This power, even if one allows for a bit of inflation, has created a problem. Aidenag, like most of the top thirty Diggers, is not hard to get in touch with, since like many Diggers he chooses to display his contact information. Diggers are a networking bunch, a result of the social nature of the site.
The top one hundred contributors—determined by their success in placing their submissions on the front page—are responsible for more than half the content that fills the front page each day. This group has been playing the part of a collective editor, and offers have poured in to pay popular Digg contributors for their “services.”
Many of these offers have been made out in the open, like Netscape’s offer to pay some of the top Diggers $1,000 a month to become permanent fixtures on Netscape’s Digg-like home page. Today, almost half of Netscape’s sixteen “Navigators”—paid social bookmakers—were originally top contributors to Digg. But other offers have been made in secret, according to Johnson, and he isn’t the only one being given the chance to Digg for cash. “One site offered me $100 for every submission that I got onto the front page of Digg,” says Derek Van Vliet, or BloodJunkie, who is ranked sixth on Digg and who was among those Diggers who took Netscape’s offer.

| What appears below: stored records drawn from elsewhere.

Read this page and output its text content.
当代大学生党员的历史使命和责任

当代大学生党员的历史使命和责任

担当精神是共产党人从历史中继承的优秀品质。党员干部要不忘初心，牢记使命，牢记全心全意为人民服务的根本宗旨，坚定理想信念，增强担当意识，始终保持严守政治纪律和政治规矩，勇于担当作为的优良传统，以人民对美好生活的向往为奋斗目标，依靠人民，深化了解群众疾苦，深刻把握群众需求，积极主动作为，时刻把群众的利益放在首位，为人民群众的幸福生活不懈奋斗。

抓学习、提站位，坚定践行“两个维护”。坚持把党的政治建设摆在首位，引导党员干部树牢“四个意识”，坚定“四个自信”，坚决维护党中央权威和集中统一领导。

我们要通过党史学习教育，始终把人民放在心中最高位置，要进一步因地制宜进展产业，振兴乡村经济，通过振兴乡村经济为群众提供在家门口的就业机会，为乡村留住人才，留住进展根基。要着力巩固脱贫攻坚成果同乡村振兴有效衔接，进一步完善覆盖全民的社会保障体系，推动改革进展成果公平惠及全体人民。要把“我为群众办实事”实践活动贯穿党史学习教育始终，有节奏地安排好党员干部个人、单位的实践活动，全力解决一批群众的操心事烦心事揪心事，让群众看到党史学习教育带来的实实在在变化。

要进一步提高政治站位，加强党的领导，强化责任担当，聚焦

To accept such an offer is a violation of Digg’s terms of service, but Adelson acknowledges that it’s impossible to keep tabs on all 600,000 registered Digg contributors, and that in large part the community must police itself. While professional editors and reporters have also been caught taking bribes, they at least risk destroying their careers if caught. The top contributors to Digg, some as young as sixteen, only risk losing a digital account.

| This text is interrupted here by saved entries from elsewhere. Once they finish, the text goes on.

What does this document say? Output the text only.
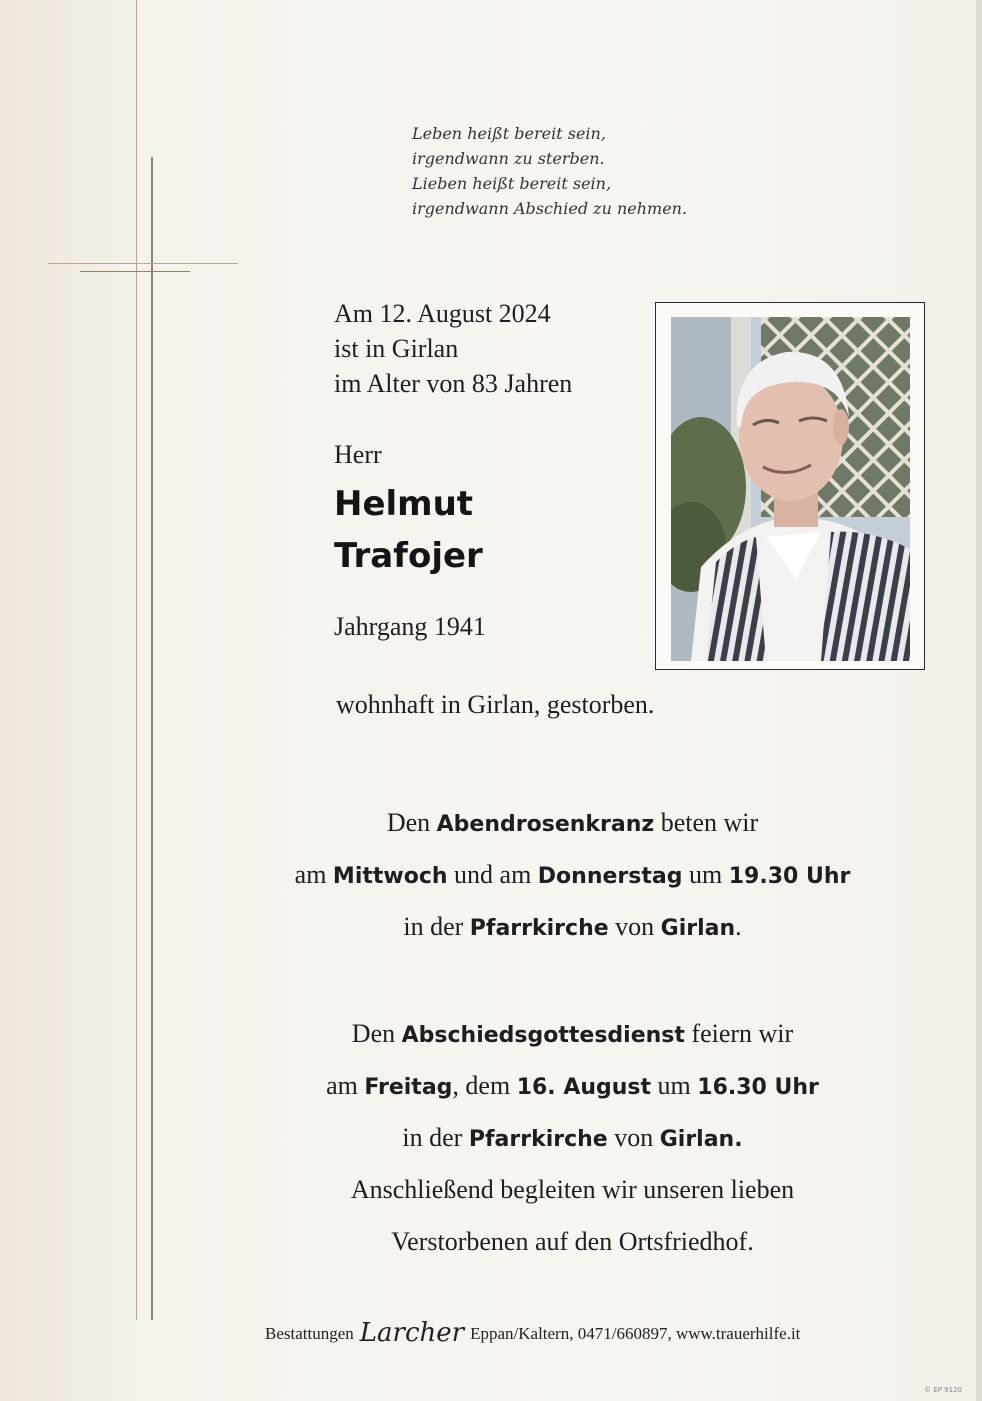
Leben heißt bereit sein,
irgendwann zu sterben.
Lieben heißt bereit sein,
irgendwann Abschied zu nehmen.
Am 12. August 2024
ist in Girlan
im Alter von 83 Jahren
Herr
Helmut
Trafojer
Jahrgang 1941
wohnhaft in Girlan, gestorben.
Den Abendrosenkranz beten wir
am Mittwoch und am Donnerstag um 19.30 Uhr
in der Pfarrkirche von Girlan.
Den Abschiedsgottesdienst feiern wir
am Freitag, dem 16. August um 16.30 Uhr
in der Pfarrkirche von Girlan.
Anschließend begleiten wir unseren lieben
Verstorbenen auf den Ortsfriedhof.
Bestattungen Larcher Eppan/Kaltern, 0471/660897, www.trauerhilfe.it
© EP 9120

In early November, Digg —which has been the subject of sales talks—changed the algorithm that determines which submissions make the front page. The idea, in part, is to address the unequal access to the front page, and it has gotten a bit harder of late to get my submissions on page one. But the algorithm has been changed before, and the problem didn’t go away. For many, Digg is a game and a change in algorithm is merely an obstacle to be surmounted. Entire communities, like Spikethevote.com, have sprung up to try to cheat the algorithm by inflating a story’s votes.
Regardless of how well these attempts at cheating Digg work, the self-policing reality is troubling, especially in light of Digg’s policy of keeping the identity of users private. It fosters a sense of freedom in what people are willing to submit, but it also creates a void of accountability. While I can stand firm that trading Diggs for money is wrong, I have to admit it comes eerily close to what I do when I submit stories that I have been paid to write.